Certaines organisations internationales réputées se sont investies d'une mission qui consiste à procéder, chaque année, à des classements en ciblant, à cet effet, divers secteurs socio-économiques des pays dans le monde pour essayer de situer, effectivement, leur niveau respectif d'avancement.

Sur ce registre précisément, le Cabinet international PwC s'est chargé, comme chaque année, en collaboration avec la Banque mondiale, de publier, dans la 11ème édition, son rapport 2017 intitulé « Paying Taxes 2017 », en étant assorti du classement des systèmes d'imposition fiscale de 190 économies mondiales à partir de certains éléments d'information exploités. Comme, dès sa première lecture, ce rapport ne manque pas de susciter un certain intérêt, voire certaines interrogations, il a été jugé utile de tenter de situer sa portée, en lui consacrant à cet effet, une approche et pour ne se perdre en conjectures, elle a été circonscrite avec pragmatisme, seulement, à la fiscalité des pays du Maghreb.
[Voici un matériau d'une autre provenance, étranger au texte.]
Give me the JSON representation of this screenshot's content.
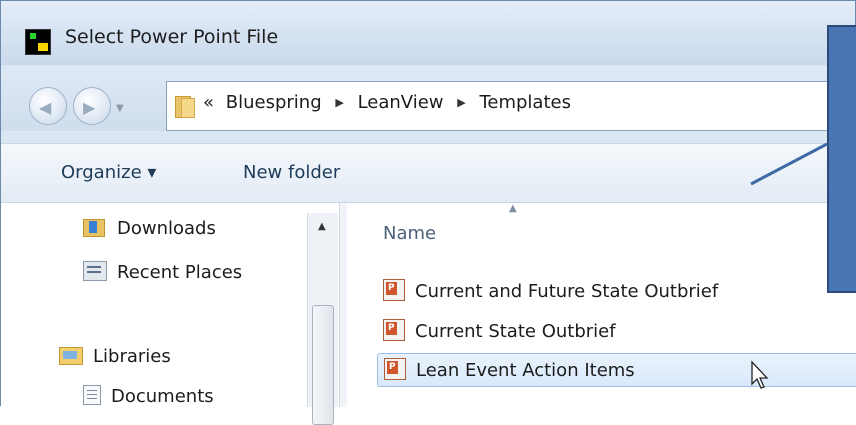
{
  "window": {
    "title": "Select Power Point File"
  },
  "address": {
    "overflow": "«",
    "crumbs": [
      "Bluespring",
      "LeanView",
      "Templates"
    ]
  },
  "toolbar": {
    "organize_label": "Organize ▾",
    "new_folder_label": "New folder"
  },
  "sidebar": {
    "items": [
      {
        "label": "Downloads",
        "icon": "downloads-icon"
      },
      {
        "label": "Recent Places",
        "icon": "recent-places-icon"
      },
      {
        "label": "Libraries",
        "icon": "libraries-icon"
      },
      {
        "label": "Documents",
        "icon": "documents-icon"
      }
    ]
  },
  "filelist": {
    "column_name": "Name",
    "files": [
      {
        "name": "Current and Future State Outbrief",
        "selected": false
      },
      {
        "name": "Current State Outbrief",
        "selected": false
      },
      {
        "name": "Lean Event Action Items",
        "selected": true
      }
    ]
  },
  "colors": {
    "callout": "#4a75b4",
    "selection": "#d8e8fb"
  }
}
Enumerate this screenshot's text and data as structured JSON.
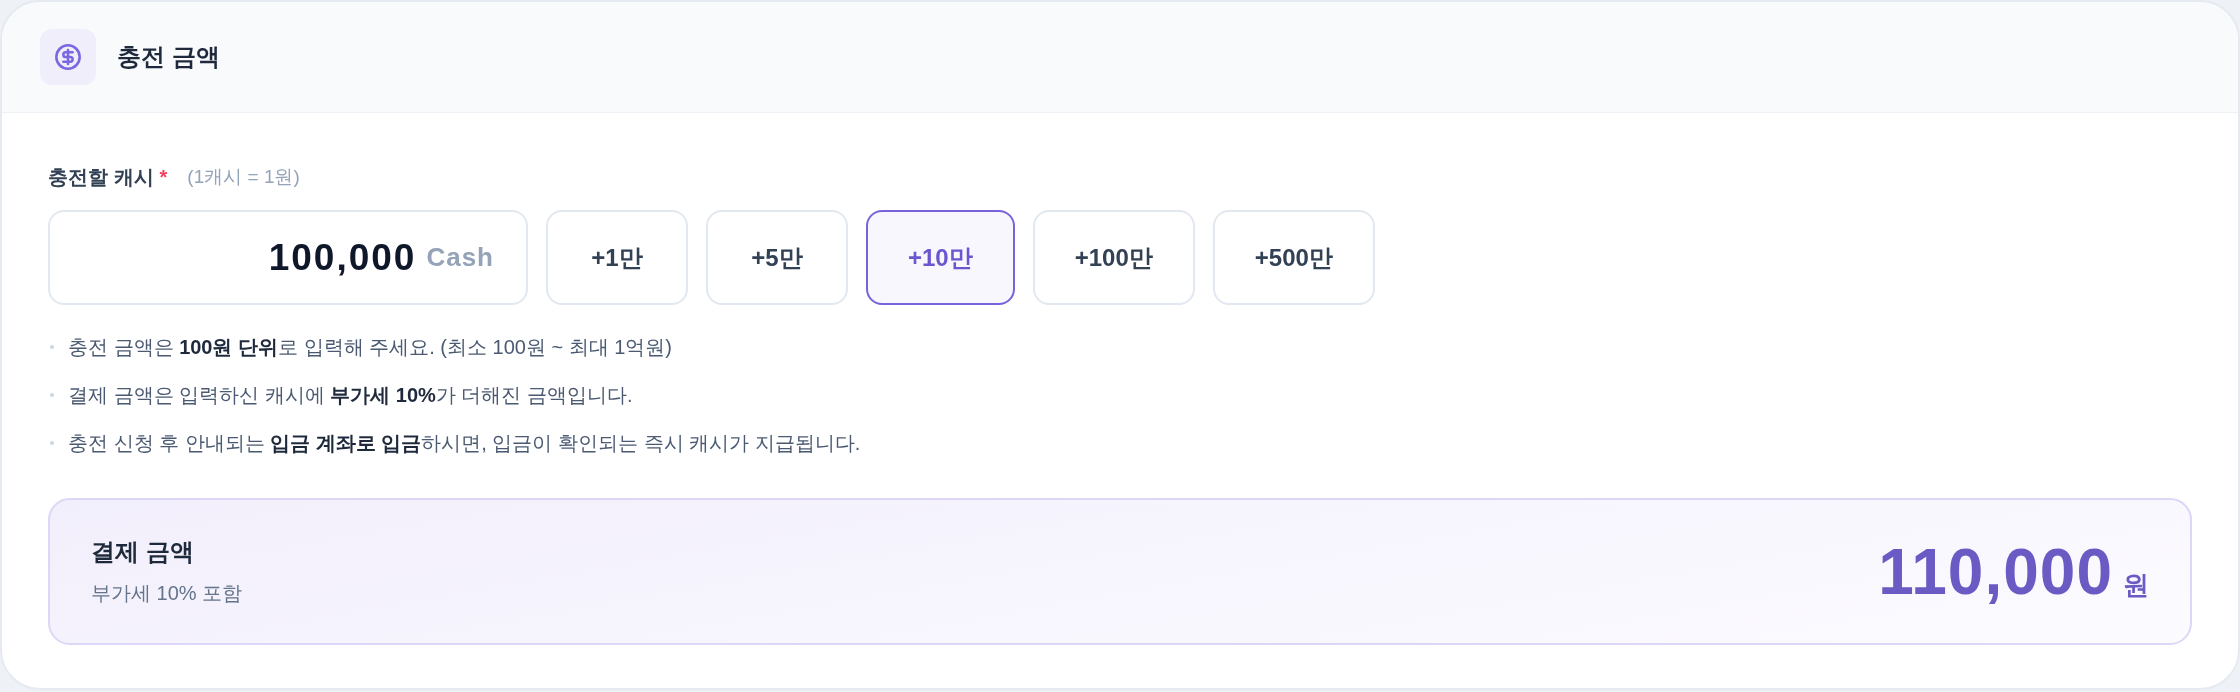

Aussi, le plan retenu se décline, en substance, comme suit :

-Le contenu dudit rapport établissant le classement et sa portée (1),

-Le déclassement indu de la fiscalité algérienne (2),

-Une comparaison du classement, notamment, avec les pays de certains pays du Maghreb (3),

-La portée du classement en termes de crédibilité et d'objectivité (4).

Le contenu du rapport établissant le classement et sa portée

Le classement des systèmes d'imposition fiscale des 190 économies mondiales y compris, celui de l'Algérie, est opéré sur la base, essentiellement, de trois critères d'évaluation, à savoir :

- le niveau de taxation totale (y compris les charges sociales),

- le nombre de déclarations à réaliser,

- et le temps passé par les entreprises pour se conformer à la réglementation fiscale de chaque pays. Comme il y est indiqué, aussi, le classement vise essentiellement à mesurer :

-le niveau de taxation globale des entreprises moyennes dans le monde,

-la facilité de paiement des impôts et surtout l'efficacité de la politique fiscale dans l'amélioration du climat des affaires.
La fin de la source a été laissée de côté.